While the house was stripped and unoccupied, the heating system was apparently not in use. Exposure to extreme cold and moisture altered the shape of the window frames and sash. The glass cracked due to stresses at the edges of the panes, and the frames became warped so that they no longer function properly.

When a home is occupied, the winter cold on the exterior of the building is offset by heat on the interior. The internal warmth prevents damage to the window glass and frames. While your home was unoccupied, the heat was turned off, as evidenced by ice on the interior. If a heat source had been maintained in the building, the window damage might have been avoided. Therefore, the window damage was an indirect consequence of the fire and should be covered by the insurance company. In fact, the insurance company should have known from experience that winter exposure to an abandoned building can cause further damage.

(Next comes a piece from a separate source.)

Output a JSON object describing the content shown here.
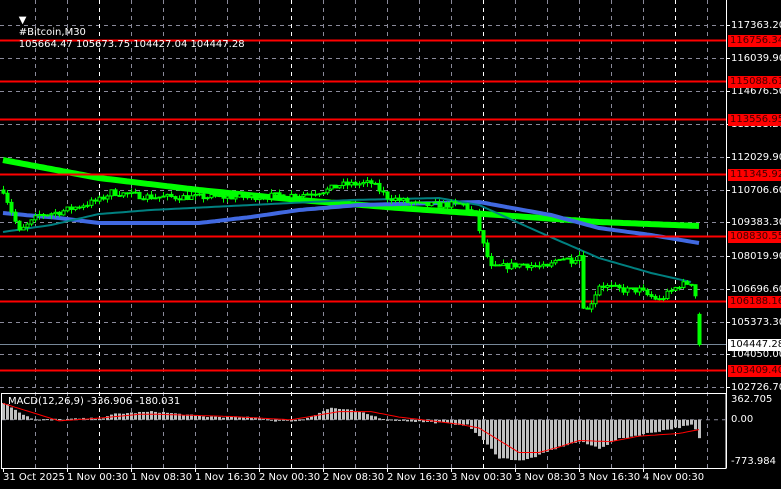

Builder Won’t Correct Drainage Problem

The House Detective:  by Barry Stone, Certified Home Inspector

Dear Barry: The contractor who built my home won’t fix damages caused by flooding in our basement. We bought the house about a year ago, and the warranty covers one year of workmanship. We don’t trust the builder and want to hire a contractor to fix the problem and then have the builder pay for all of the repairs. We are preparing the case for court. What do you advise?  Marcos

Dear Marcos: If flooding occurs in the basement of a new home, this means the builder did not adequately provide for ground water drainage and waterproofing of the foundation walls. These are significant construction defects, and the builder is responsible for corrective work, which is likely to be very costly. In preparing your case, you’ll need professional evaluations for evidence. First, you need a report from a geotechnical engineer. In this case, that would be the fancy name for a drainage specialist.

Next, you should have the entire home evaluated by the most qualified and experienced home inspector you can find. A good inspector will find more construction defects than you are currently aware of, and the added list of defects will strengthen your case against the builder.

The entire matter should be handled by an attorney who specializes in construction defect law. And finally, you should file a complaint with the state agency that licenses contractors.

Home Inspector Dismisses Water Damage & Mold

The House Detective:  by Barry Stone, Certified Home Inspector

Dear Barry: : We recently purchased a home and hired a home inspector to find all the defects. During the inspection, I noticed that the wallpaper in the master bedroom was discolored and was peeling at the edges. When I asked the inspector about this, he dismissed it as insignificant, but I continued to feel uncomfortable about it. Last week, I peeked behind a peeled edge of the wallpaper and found green mold. If I’d known about this, I’d have asked the sellers to have it removed. Shouldn’t this have been disclosed by our home inspector?  Jeri

Dear Jeri: When you asked the home inspector about the loose and discolored wallpaper, he should not have dismissed the issue. His answer should have been something on the order of, “I don’t know for sure if there is a problem, but the condition of the wallpaper indicates that there could be a moisture related issue below the surface. Therefore I recommend that the wallpaper be removed prior to close of escrow to determine whether there is a problem in that area.” That kind of disclosure would have led to discovery of the mold and would have saved you the cost of mold remediation and wall repairs.

You should contact the home inspector about your new findings and ask that he take a second look at the wall. A common response from many home inspectors in this kind of situation is to claim that the mold was concealed from view and that mold is not within the scope of a home inspection. Both defenses are true and valid. However, competent home inspectors never dismiss evidence of possible moisture damage. That was your home inspector’s primary error.